27 de noviembre de 2019

Benalmádena

Torrequebrada, en Benalmádena (Foto: Diputación de Málaga).


HIJO DE LA MAR

Sobre esa arena yace todavía. Es la playa de Benalmádena.
Allí Torrequebrada. Rocas al fondo y el mar inmarcesible.
Holocausto en azul, todo es luz libre.
Aquí la arena fuego no es, pues si arde y quema
el agua pasa suave y la enardece
de otros húmedos brillos. Y aquí en espuma cede
el mar algo que es suyo, por derecho de posesión durable: siglos.
La estatua es bella. Quizá desde la costa del sur de Italia
salió, cuando los Flavios, en un barco ligero
cargados de tesoros, mosaicos y marfiles, arcas de gruesa especie, mármoles, piedras, brillos…
Todo pesado y bello, peligroso en la cava, cuando el tablero es frágil.
Atravesó el soberbio Mediterráneo en calma: todo poder, en olas.
Y ya aquí junto a esa costa, rumbo ¿adónde? en la Bética, la mar irguiose.
Acaso fue su cólera, quizá el desdén: el barco
tragado fue en las minas azules y hubo un grito
armónico, y las ondas hermosas prevalecen.
Todo quietud el mar, el “mar nuestro”, reposa.
Y guarda. Veinte siglos sin alterar su lento
conocimiento: nave, tesoros, piedras, luces,
veladas suavemente por una arena en calma,
son un silencio antiguo, sin tiempo, entre las ondas.
Hasta que nuevas sombras, humanas, ay –delfines–
desnudas irrumpieron, rompiendo el ser constante.
¿Hay algo más constante que el mar? Sus salas únicas
en majestad se esparcen, otorgan, y nadie pisa el ámbito.
Y los delgados peces –no fueron hombres–, ligeros, heridores,
hundieron las paredes del agua dura, eterna
más que inmortal, y abriéronse cortinas, y violaron
la majestad que suma despojos, ofrecidos,
votivos para siempre, ardiendo en luces húmedas.
Oh, fuego sin cenizas bajo el mar, sin dioses.
Y los que allí bajaron, rompiendo espeso el muro
del mar, luego emergieron con el precioso resto
intacto: la piedra bella en orden.

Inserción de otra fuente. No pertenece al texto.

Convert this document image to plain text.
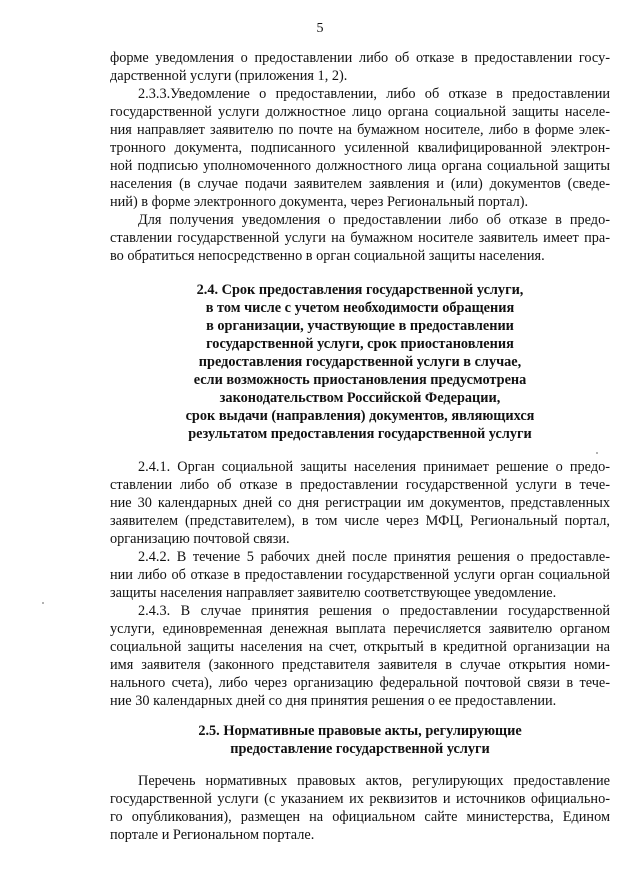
5
форме уведомления о предоставлении либо об отказе в предоставлении госу-
дарственной услуги (приложения 1, 2).
2.3.3.Уведомление о предоставлении, либо об отказе в предоставлении
государственной услуги должностное лицо органа социальной защиты населе-
ния направляет заявителю по почте на бумажном носителе, либо в форме элек-
тронного документа, подписанного усиленной квалифицированной электрон-
ной подписью уполномоченного должностного лица органа социальной защиты
населения (в случае подачи заявителем заявления и (или) документов (сведе-
ний) в форме электронного документа, через Региональный портал).
Для получения уведомления о предоставлении либо об отказе в предо-
ставлении государственной услуги на бумажном носителе заявитель имеет пра-
во обратиться непосредственно в орган социальной защиты населения.
2.4. Срок предоставления государственной услуги,
в том числе с учетом необходимости обращения
в организации, участвующие в предоставлении
государственной услуги, срок приостановления
предоставления государственной услуги в случае,
если возможность приостановления предусмотрена
законодательством Российской Федерации,
срок выдачи (направления) документов, являющихся
результатом предоставления государственной услуги
2.4.1. Орган социальной защиты населения принимает решение о предо-
ставлении либо об отказе в предоставлении государственной услуги в тече-
ние 30 календарных дней со дня регистрации им документов, представленных
заявителем (представителем), в том числе через МФЦ, Региональный портал,
организацию почтовой связи.
2.4.2. В течение 5 рабочих дней после принятия решения о предоставле-
нии либо об отказе в предоставлении государственной услуги орган социальной
защиты населения направляет заявителю соответствующее уведомление.
2.4.3. В случае принятия решения о предоставлении государственной
услуги, единовременная денежная выплата перечисляется заявителю органом
социальной защиты населения на счет, открытый в кредитной организации на
имя заявителя (законного представителя заявителя в случае открытия номи-
нального счета), либо через организацию федеральной почтовой связи в тече-
ние 30 календарных дней со дня принятия решения о ее предоставлении.
2.5. Нормативные правовые акты, регулирующие
предоставление государственной услуги
Перечень нормативных правовых актов, регулирующих предоставление
государственной услуги (с указанием их реквизитов и источников официально-
го опубликования), размещен на официальном сайте министерства, Едином
портале и Региональном портале.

La forma: el dios vacío.
Aquí está: es la presea del mar. Justa. Dionisos
quizá, o su sombra infausta. La yerta luz, su peso.
Su misterioso peso, como un rayo ofendido
que ahí se agolpó y deslumbra. La mar, la mar ahí erguida.
Es tiempo, porque humana. Es obra. Ahí en la arena
levanta el brazo en arco sobre la testa libre.
Los pámpanos, el torso desnudo; a la cintura vese
la piel salvaje. El tronco sostiene el cuello y álzase
en fin un rostro joven de veinte siglos puros de mar, de mar sin horas.
No es mármol su materia confusa. Azul la piedra:
mar, mar, es un pedazo de mar, y, en pie, una ola.
Que nunca rompe y abre sus ojos para el hombre
cual si lo reclamara para su origen: aguas, arenas, viento hondísimo.
Playa de Benalmádena… Se ven brazos morenos,
pies trabajados, piernas, vicisitud, esfuerzo.
Y estos hoy andaluces que con su pelo oscuro,
real, hoy congregados, miran con ciertos ojos
la forma intacta, el tiempo petrificado, pasan
efímeros y acaso señalan: “¿Y es un hombre?”.
No, no es un hombre, ved: mitad mar, mitad tiempo,
parece piedra. Y dura. Como en la mar, las olas.

Vicente Aleixandre
(Sevilla, 26 de abril de 1898 – Madrid, 13 de diciembre de 1984).